Se a moralidade está no definir-se de uma postura justa, também esta é determinada pelo objeto em questão. Se considerarmos uma pessoa que trabalhe dando aulas e outra que trabalhe no caixa de uma agência bancária, a primeira deve ser moral ao ensinar; a segunda, ao descontar os cheques e ao depositar o dinheiro nas contas correntes: são duas dinâmicas diferentes. A moralidade também possui uma dinâmica diferenciada. Ora, de qual aplicação da moralidade estamos tratando? Trata-se de uma postura adequada e justa na dinâmica do conhecimento de um objeto. Queremos descrever em que consiste a moralidade no que se refere à dinâmica do conhecimento.
Se este objeto não me interessa, eu o deixo de lado e me contento, no máximo, com certa impressão que o canto do olho, registrando-o, me transmite. Mas para dar atenção a um objeto de modo que se lhe atribua um juízo, eu devo levá-lo em consideração. Para levar em consideração certo objeto – insisto neste ponto –, devo ter um interesse por ele. O que quer dizer interesse pelo objeto? Um desejo de conhecer aquilo que o objeto verdadeiramente é.
Parece banal, mas não pode ser praticado assim de maneira tão desenvolta, porque nós estamos demasiadamente interessados em considerar e em endossar as opiniões que já temos sobre os objetos, especialmente sobre determinados objetos. Mais precisamente, nós estamos inclinados a permanecer ligados às opiniões que já possuímos sobre os significados das coisas, e a pretender demonstrar nosso apego.
Quando um rapaz está apaixonado por uma moça, e a mãe dele, mesmo tentando ser objetiva e sincera, observa algum inconveniente nela, o rapaz tende a não levá-la em consideração, sacando contra a mãe este ou aquele argumento que lhe assegure a opinião que ele já formou para si a respeito da moça.
Na aplicação ao campo do conhecimento, esta é a regra moral: o amor à verdade do objeto mais do que o apego às opiniões que já formamos sobre ele. Numa palavra, poderíamos dizer: “amar a verdade mais do que a si mesmo”.
Há um exemplo gritante: num âmbito mental como o âmbito criado pelo poder, pelo seu instrumento supremo que é a cultura dominante, experimentemos pensar no que aconteceu a partir da segunda metade do século XIX em relação a Deus, à religiosidade, ao Cristianismo. Todos nós crescemos cercados de muitas opiniões a esse respeito, que absorvemos quase por osmose ou por violência mais aberta, impostas pelo ambiente. Ter de dar juízos verdadeiros acerca desses problemas impõe um grande corte, exige uma penosa liberdade para romper com o apego às impressões já recebidas!

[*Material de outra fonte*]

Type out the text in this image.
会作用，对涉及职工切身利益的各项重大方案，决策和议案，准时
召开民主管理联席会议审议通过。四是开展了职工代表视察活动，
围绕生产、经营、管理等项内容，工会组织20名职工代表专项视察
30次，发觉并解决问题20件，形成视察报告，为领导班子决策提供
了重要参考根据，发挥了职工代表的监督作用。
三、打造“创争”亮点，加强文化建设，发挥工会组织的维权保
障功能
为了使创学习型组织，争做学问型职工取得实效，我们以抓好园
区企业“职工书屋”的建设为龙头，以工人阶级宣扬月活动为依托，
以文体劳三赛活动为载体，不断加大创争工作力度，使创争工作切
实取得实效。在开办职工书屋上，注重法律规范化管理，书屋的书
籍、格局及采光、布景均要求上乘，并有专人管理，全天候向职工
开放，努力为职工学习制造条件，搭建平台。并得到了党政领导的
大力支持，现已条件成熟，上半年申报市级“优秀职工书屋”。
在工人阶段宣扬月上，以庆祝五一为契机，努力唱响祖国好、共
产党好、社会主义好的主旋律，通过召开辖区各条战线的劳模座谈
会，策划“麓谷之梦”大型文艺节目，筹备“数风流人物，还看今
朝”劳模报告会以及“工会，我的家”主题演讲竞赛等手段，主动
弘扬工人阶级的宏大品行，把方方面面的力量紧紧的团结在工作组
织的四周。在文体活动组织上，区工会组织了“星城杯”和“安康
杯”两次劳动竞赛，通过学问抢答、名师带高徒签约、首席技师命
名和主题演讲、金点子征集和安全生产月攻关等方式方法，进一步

É um problema de moralidade. Quanto mais vital é o valor e, por sua natureza, é proposta para a vida, tanto mais o problema não é de inteligência, mas de moralidade, isto é, de amor à verdade mais do que a si mesmo. Concretamente, trata-se do desejo sincero de conhecer o objeto em questão de maneira verdadeira, mais de quanto estejamos arraigados a opiniões pré-fabricadas ou inculcadas em nós.
* Texto extraído de "O Senso Religioso", Nova Fronteira, Rio de Janeiro 2000, pp. 52-53.